Las pericias realizadas ayer, al día siguiente del doble crimen ejecutado por la ex pareja de la mujer, resultaron una muestra escalofriante de la ferocidad del ataque consumado por Miguel Angel López, de 41 años, quien luego se ahorcó. Lo apodaban Boyer.
Las heridas provocadas con un cuchillo estaban en el rostro y el cuello de las víctimas, en los brazos y en la espalda, lo cual indica que intentaron defenderse, según interpretaron los peritos.
Nélida Bustos, de 35 años, recibió 19 puñaladas en distintas zonas. Estaba acostada al momento de ser agredida por López, quien ingresó a la casa del barrio La Loma través de una puerta ventana. Su hija Evelyn Sarmiento, de 10 años, en tanto, soportó siete cortes: seis en la espalda y uno en el cuello, que le afectó la aorta. Los investigadores creen que tras apuñalar a su ex pareja, el hombre persiguió a la niña, quien ensangrentada pudo salir de la casa a pedir ayuda a familiares aunque falleció camino al hospital.
Las autopsias fueron realizadas en el instituto de investigación criminal de la ciudad de Junín.

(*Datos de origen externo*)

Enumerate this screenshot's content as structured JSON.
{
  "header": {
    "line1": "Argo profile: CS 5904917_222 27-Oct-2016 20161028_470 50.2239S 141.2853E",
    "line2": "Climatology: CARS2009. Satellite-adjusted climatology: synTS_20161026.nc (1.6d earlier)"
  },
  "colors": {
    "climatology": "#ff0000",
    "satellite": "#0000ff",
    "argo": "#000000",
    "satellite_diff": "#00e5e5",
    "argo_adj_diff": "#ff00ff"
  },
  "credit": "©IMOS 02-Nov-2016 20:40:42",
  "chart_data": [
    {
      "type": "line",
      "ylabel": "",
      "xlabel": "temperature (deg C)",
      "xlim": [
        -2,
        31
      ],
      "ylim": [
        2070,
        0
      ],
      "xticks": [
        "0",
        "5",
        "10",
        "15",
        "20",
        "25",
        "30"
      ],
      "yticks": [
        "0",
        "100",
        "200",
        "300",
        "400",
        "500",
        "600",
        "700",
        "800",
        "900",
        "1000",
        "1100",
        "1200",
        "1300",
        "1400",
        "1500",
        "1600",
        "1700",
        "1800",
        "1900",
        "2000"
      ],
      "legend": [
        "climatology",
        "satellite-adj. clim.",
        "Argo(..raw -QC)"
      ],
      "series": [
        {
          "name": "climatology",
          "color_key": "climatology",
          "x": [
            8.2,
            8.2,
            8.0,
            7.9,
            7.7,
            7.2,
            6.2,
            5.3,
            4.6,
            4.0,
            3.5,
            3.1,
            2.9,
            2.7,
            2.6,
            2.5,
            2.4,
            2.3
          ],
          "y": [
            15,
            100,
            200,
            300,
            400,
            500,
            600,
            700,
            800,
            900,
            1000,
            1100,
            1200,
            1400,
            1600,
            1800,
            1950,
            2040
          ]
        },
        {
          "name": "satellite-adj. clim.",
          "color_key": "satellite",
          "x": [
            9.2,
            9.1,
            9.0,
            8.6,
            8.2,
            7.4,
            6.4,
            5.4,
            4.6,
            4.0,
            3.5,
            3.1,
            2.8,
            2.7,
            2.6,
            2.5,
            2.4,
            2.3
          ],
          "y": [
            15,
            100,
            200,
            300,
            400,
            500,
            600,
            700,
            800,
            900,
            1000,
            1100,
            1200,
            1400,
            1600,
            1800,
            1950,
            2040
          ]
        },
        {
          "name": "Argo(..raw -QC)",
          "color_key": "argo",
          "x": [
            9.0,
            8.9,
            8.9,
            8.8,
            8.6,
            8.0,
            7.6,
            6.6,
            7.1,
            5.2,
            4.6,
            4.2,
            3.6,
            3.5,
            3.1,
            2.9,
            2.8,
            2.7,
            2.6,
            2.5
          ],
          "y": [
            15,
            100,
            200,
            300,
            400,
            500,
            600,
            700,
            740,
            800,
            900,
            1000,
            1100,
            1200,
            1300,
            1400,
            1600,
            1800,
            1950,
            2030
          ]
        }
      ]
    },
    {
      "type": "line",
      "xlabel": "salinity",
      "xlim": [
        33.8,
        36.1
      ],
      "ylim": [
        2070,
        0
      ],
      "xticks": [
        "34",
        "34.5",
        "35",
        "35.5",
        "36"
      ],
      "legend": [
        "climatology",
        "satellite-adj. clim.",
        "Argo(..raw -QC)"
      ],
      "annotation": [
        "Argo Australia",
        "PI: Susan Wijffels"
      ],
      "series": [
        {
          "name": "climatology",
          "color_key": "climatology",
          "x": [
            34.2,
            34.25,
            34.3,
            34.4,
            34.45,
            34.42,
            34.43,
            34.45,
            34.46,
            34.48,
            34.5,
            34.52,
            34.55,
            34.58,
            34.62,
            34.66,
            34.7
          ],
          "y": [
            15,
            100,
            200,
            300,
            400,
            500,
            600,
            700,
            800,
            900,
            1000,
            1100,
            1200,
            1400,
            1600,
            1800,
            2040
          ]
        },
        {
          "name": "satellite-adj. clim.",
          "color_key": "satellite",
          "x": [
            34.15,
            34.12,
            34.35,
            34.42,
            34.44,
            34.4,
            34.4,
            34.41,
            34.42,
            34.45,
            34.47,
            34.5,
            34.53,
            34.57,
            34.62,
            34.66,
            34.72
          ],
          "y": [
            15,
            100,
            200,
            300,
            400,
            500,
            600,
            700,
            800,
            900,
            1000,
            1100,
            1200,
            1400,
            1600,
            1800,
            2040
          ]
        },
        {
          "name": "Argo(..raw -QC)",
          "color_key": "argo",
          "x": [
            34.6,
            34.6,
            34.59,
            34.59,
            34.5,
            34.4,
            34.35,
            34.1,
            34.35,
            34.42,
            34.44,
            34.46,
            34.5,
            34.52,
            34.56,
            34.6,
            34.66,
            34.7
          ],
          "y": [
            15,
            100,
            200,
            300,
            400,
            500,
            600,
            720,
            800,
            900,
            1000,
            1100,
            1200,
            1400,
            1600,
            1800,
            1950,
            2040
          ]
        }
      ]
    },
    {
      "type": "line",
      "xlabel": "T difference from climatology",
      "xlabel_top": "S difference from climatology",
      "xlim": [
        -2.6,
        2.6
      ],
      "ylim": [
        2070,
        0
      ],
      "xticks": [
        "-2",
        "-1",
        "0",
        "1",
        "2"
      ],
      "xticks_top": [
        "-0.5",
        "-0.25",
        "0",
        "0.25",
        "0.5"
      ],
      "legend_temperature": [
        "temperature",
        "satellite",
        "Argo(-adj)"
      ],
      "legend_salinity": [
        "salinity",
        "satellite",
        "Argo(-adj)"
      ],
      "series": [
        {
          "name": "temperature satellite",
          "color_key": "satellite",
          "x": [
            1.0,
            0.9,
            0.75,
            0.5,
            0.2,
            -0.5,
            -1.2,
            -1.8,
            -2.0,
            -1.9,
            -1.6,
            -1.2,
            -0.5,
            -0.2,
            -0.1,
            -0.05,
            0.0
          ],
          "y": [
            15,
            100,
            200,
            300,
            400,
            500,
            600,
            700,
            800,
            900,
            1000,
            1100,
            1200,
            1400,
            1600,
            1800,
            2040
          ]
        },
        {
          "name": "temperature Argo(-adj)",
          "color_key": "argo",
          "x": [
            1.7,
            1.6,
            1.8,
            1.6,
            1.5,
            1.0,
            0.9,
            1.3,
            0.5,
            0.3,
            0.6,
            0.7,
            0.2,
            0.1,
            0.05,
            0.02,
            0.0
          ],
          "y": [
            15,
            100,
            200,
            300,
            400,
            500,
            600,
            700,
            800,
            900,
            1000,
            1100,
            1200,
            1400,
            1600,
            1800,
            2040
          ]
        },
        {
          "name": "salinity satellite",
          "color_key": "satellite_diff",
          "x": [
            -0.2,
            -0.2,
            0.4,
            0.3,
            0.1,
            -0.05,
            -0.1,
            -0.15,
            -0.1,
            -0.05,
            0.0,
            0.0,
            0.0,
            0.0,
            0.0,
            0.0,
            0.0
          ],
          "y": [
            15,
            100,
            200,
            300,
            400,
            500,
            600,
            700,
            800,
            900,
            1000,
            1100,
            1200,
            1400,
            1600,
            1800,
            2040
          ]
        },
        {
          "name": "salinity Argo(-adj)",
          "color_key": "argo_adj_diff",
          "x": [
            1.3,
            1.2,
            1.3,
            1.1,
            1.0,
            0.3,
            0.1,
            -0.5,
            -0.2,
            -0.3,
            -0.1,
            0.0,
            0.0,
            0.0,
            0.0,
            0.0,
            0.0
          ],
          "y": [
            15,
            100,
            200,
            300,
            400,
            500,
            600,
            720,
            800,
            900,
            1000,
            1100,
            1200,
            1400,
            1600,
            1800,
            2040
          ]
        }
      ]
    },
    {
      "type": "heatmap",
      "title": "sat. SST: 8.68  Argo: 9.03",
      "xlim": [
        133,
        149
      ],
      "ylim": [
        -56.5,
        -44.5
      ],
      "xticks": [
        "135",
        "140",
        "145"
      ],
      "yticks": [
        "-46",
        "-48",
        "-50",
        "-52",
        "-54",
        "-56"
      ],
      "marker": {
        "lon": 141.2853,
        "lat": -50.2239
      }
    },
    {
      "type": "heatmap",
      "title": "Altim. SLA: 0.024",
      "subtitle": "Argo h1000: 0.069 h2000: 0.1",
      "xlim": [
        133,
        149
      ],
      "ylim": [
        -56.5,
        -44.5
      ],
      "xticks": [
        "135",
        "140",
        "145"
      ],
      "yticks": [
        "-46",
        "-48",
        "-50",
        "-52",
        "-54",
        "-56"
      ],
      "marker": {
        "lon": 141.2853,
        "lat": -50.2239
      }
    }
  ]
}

Una herida en el brazo izquierdo de Nélida dio cuenta de que quiso defenderse. Pero los cortes en la garganta se convirtieron en mortales al desgarrarle la tráquea y el esófago.
La niña presentaba un corte mortal de 12 centímetros de largo en su cuello.
López, tras cometer el doble crimen apareció ahorcado en un campo de las afueras de la ciudad de Lincoln.
El hombre había sido señalado como ejecutor de los asesinatos por otro hijo de la mujer, un chico de 14 años que logró escapar del lugar del ataque con su hermanito, un bebé de pocos meses de vida.
El adolescente, según indicaron los medios de prensa locales, aseguró que el asesino mató a su madre, corrió y atacó Evelyn y luego escapó de la escena del crimen subido a su bicicleta.
Confirman suicidio
El cadáver del asesino Miguel Angel López, hallado a 14 kilómetros de Lincoln, presentaba según la autopsia practicada ayer signos de ahorcamiento “compatibles con una maniobra suicida”, descartándose la participación de otra persona.